Latince"homo"(insan)veya"humanus"tan(insan)gelen "hümanizm" kelimesi Avrupa dillerinde 18.yüzyılın ortalarından sonra görülmüş,1850'ler de yaygın bir biçimde ve bugünkü anlamında kullanılmaya başlanmıştır.
Genel anlamı;insanlık aşkı,insanlığa muhabbetle yaklaşmak,insancılık;tüm insanları renk,ırk,din ve mevkiyi dikkate almadan sevmek,onun iyiliğini düşünmek...Felsefi anlamı ise "insani değerlerin savunmasını esas alan dünya görüşü veya genel olarak,akıllı insan varlığını tek ve en yüksek değer kaynağı olarak gören,bireyin yaratıcı ve ahlaki gelişiminin,rasyonel ve anlamlı bir biçimde,doğaüstü alana hiç başvurmadan,doğal yoldan gerçekleştirebileceğini belirten ve bu çerçeve içinde insanın doğallığını,özgürlüğünü ve etkinliğini ön plana çıkartan akımdır .Bu akımın önderleri Platon'dan başlayıp Montaıgne ve Desiderius Erasmus'dır.

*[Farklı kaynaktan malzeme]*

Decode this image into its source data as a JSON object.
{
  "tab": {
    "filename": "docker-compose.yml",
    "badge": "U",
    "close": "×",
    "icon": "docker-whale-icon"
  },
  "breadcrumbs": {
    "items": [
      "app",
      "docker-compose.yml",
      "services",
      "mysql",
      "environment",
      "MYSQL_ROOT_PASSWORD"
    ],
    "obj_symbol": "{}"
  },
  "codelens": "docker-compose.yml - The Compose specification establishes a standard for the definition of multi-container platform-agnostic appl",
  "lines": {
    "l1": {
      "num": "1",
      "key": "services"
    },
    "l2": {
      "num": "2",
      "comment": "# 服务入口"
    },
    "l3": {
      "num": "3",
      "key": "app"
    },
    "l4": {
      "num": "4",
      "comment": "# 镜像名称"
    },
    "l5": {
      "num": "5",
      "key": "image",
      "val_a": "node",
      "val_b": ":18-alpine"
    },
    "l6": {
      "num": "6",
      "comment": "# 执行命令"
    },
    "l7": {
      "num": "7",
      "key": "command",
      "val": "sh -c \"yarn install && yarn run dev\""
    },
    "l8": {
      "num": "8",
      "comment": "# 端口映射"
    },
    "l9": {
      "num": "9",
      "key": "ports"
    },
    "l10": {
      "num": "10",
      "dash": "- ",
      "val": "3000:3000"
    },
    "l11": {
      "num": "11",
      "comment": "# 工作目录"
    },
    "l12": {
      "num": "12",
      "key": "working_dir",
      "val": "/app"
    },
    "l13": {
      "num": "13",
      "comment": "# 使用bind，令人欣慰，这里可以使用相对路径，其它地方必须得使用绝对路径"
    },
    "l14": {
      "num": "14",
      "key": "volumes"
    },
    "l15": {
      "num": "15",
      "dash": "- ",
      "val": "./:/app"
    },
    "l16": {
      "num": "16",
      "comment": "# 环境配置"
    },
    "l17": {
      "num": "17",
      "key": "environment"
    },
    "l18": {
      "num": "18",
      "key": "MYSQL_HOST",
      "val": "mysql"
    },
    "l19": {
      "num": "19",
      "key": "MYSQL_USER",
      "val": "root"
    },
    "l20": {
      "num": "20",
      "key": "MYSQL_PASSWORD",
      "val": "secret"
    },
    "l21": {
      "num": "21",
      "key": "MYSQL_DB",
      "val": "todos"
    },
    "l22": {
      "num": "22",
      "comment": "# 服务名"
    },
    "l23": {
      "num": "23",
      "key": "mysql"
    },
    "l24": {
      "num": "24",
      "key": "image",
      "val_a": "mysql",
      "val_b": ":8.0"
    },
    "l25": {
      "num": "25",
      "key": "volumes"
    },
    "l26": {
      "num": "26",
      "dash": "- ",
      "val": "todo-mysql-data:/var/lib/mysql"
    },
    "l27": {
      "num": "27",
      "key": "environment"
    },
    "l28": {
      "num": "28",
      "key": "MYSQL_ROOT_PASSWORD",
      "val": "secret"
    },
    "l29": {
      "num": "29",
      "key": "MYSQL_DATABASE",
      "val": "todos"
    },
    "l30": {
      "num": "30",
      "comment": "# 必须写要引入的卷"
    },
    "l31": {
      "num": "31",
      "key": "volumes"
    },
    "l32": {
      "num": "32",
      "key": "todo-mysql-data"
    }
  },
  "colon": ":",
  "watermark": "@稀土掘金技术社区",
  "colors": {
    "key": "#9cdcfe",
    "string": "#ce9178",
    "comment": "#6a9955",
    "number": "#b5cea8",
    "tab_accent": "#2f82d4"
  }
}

Unutulmamalıdır ki kültür ve sanat eserlerinin içerdikleri dünya görüşü,konusu,biçimi,dil ve üslup açılarından örnek almayı ve-bir anlamda- taklit etmeye Antik Çağa dönüşten almaktadır.Hümanist sanatkar,Antik Yunan ve Latin kültür ve sanatına dönerek onu kendine örnek almıştır.
Hümanist sanat-edebiyatın asıl konusu insandır.Elbette bu insan,evrensel insandır.Hümanistlere göre,doğuştan bir takım zaaflara sahip olan insan,eğitimle belli bir ruh-beden dengesine ulaşabilecek potansiyele sahiptir.Çünkü insan,bir Allah vergisi olan akla sahip ve bu aklı sayesinde Allah'a en yakın varlıktır.
Bu nedenle o sorumluluk sahibidir,iyi insan, inançlar ile aklı arasında bir denge kurabilmiş;iradesini Allah'ın iradesine verebilmiş olandır.Hümanist sanat/edebiyatın amacı,insan cennetteki kusursuzluğuna doğru götürmektedir.Bu nedenle bu sanatın içeriği,rasyonalizm,denge ve düzen kavramları çerçevesinde anlamını bulur.Amacı da eğlenerek,zevk vererek eğitmektir.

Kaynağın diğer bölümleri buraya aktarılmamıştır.